More than eight decades after it was installed, a memorial to the three 19th-century sibling novelists in London’s Westminster Abbey was amended Thursday to restore the diaereses – the two dots over the e in their surname.
The dots — which indicate that the name is pronounced “brontay” rather than “bront” — were omitted when the stone tablet commemorating Charlotte, Emily and Anne was erected in the abbey’s Poets’ Corner in October 1939, just after the outbreak of World War II.
They were restored after Brontë historian Sharon Wright, editor of the Brontë Society Gazette, raised the issue with Dean of Westminster David Hoyle. The abbey asked its stonemason to tap in the dots and its conservator to paint them.

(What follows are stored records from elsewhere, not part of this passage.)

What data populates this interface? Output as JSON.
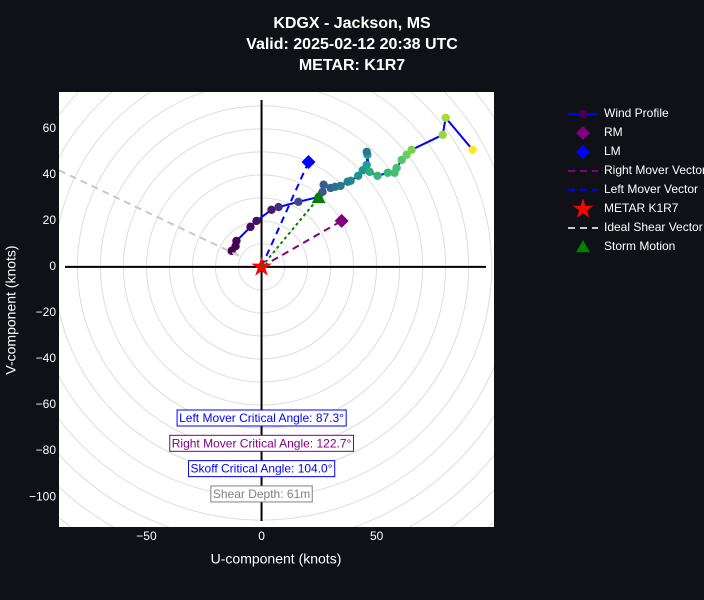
{
  "chart_data": {
    "type": "hodograph",
    "title": [
      "KDGX - Jackson, MS",
      "Valid: 2025-02-12 20:38 UTC",
      "METAR: K1R7"
    ],
    "x_label": "U-component (knots)",
    "y_label": "V-component (knots)",
    "xlim": [
      -88,
      101
    ],
    "ylim": [
      -113,
      76
    ],
    "xticks": [
      {
        "value": -50,
        "label": "−50"
      },
      0,
      50
    ],
    "yticks": [
      {
        "value": -100,
        "label": "−100"
      },
      {
        "value": -80,
        "label": "−80"
      },
      {
        "value": -60,
        "label": "−60"
      },
      {
        "value": -40,
        "label": "−40"
      },
      {
        "value": -20,
        "label": "−20"
      },
      0,
      20,
      40,
      60
    ],
    "rings": [
      10,
      20,
      30,
      40,
      50,
      60,
      70,
      80,
      90,
      100,
      110,
      120,
      130,
      140,
      150
    ],
    "background": "#ffffff",
    "ring_color": "#dddddd",
    "axis_color": "#000000",
    "series": [
      {
        "name": "Wind Profile",
        "color": "#0000ff",
        "marker": "circle",
        "x": [
          -13,
          -11.3,
          -10.9,
          -4.8,
          -2.2,
          4.3,
          7.4,
          16,
          24.8,
          26.5,
          27,
          30,
          32,
          34.3,
          37.4,
          38.7,
          42,
          44,
          45.7,
          46,
          45.7,
          47,
          50.4,
          54.8,
          57.8,
          58.7,
          60.9,
          63,
          65.2,
          78.7,
          80,
          91.7
        ],
        "y": [
          7,
          9,
          11.3,
          17.4,
          20,
          24.8,
          26,
          28.3,
          30.4,
          32.6,
          35.7,
          34.3,
          34.8,
          35.2,
          37,
          37.4,
          39.6,
          42,
          44.3,
          48.7,
          50,
          41.3,
          39.6,
          40.9,
          40.9,
          43,
          46.5,
          48.7,
          50.9,
          57.4,
          64.8,
          50.9
        ],
        "marker_colors": [
          "#440154",
          "#440154",
          "#440154",
          "#46085c",
          "#471063",
          "#48186a",
          "#472d7b",
          "#3e4989",
          "#3b528b",
          "#38598c",
          "#355f8d",
          "#31688e",
          "#2d708e",
          "#2a788e",
          "#27808e",
          "#23888e",
          "#21918c",
          "#1f988b",
          "#1fa088",
          "#22a884",
          "#2a788e",
          "#2ab07f",
          "#35b779",
          "#35b779",
          "#44bf70",
          "#44bf70",
          "#54c568",
          "#6ccd5a",
          "#7ad151",
          "#95d840",
          "#a5db36",
          "#fde725"
        ]
      },
      {
        "name": "RM",
        "color": "#800080",
        "marker": "diamond",
        "x": [
          34.8
        ],
        "y": [
          20
        ]
      },
      {
        "name": "LM",
        "color": "#0000ff",
        "marker": "diamond",
        "x": [
          20.4
        ],
        "y": [
          45.6
        ]
      },
      {
        "name": "Right Mover Vector",
        "color": "#800080",
        "dash": "dash",
        "x": [
          0,
          34.8
        ],
        "y": [
          0,
          20
        ]
      },
      {
        "name": "Left Mover Vector",
        "color": "#0000ff",
        "dash": "dash",
        "x": [
          0,
          20.4
        ],
        "y": [
          0,
          45.6
        ]
      },
      {
        "name": "METAR K1R7",
        "color": "#ff0000",
        "marker": "star",
        "x": [
          0
        ],
        "y": [
          0
        ]
      },
      {
        "name": "Ideal Shear Vector",
        "color": "#c8c8c8",
        "dash": "dash",
        "x": [
          -88,
          -8.7
        ],
        "y": [
          42,
          4.3
        ]
      },
      {
        "name": "Storm Motion",
        "color": "#008000",
        "marker": "triangle",
        "dash": "dot",
        "markers": "last",
        "x": [
          0,
          24.8
        ],
        "y": [
          0,
          30
        ]
      }
    ],
    "annotations": [
      {
        "text": "Left Mover Critical Angle: 87.3°",
        "x": 0,
        "y": -66,
        "color": "#0000ff"
      },
      {
        "text": "Right Mover Critical Angle: 122.7°",
        "x": 0,
        "y": -77,
        "color": "#800080"
      },
      {
        "text": "Skoff Critical Angle: 104.0°",
        "x": 0,
        "y": -88,
        "color": "#0000ff"
      },
      {
        "text": "Shear Depth: 61m",
        "x": 0,
        "y": -99,
        "color": "#808080"
      }
    ]
  }
}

“There’s no paper record for anyone complaining about this or mentioning this, so I just wanted to put it right, really,” Wright said. “These three Yorkshire women deserve their place here, but they also deserve to have their name spelled correctly.”
It’s believed the writers’ Irish father Patrick changed the spelling of his surname from Brunty or Prunty when he went to university in England.
Raised on the wild Yorkshire moors, all three sisters died before they were 40, leaving enduring novels including Charlotte’s “Jane Eyre,” Emily’s “Wuthering Heights” and Anne’s “The Tenant of Wildfell Hall.”
Rebecca Yorke, director of the Brontë Society, welcomed the restoration.
“As the Brontës and their work are loved and respected all over the world, it’s entirely appropriate that their name is spelled correctly on their memorial,” she said.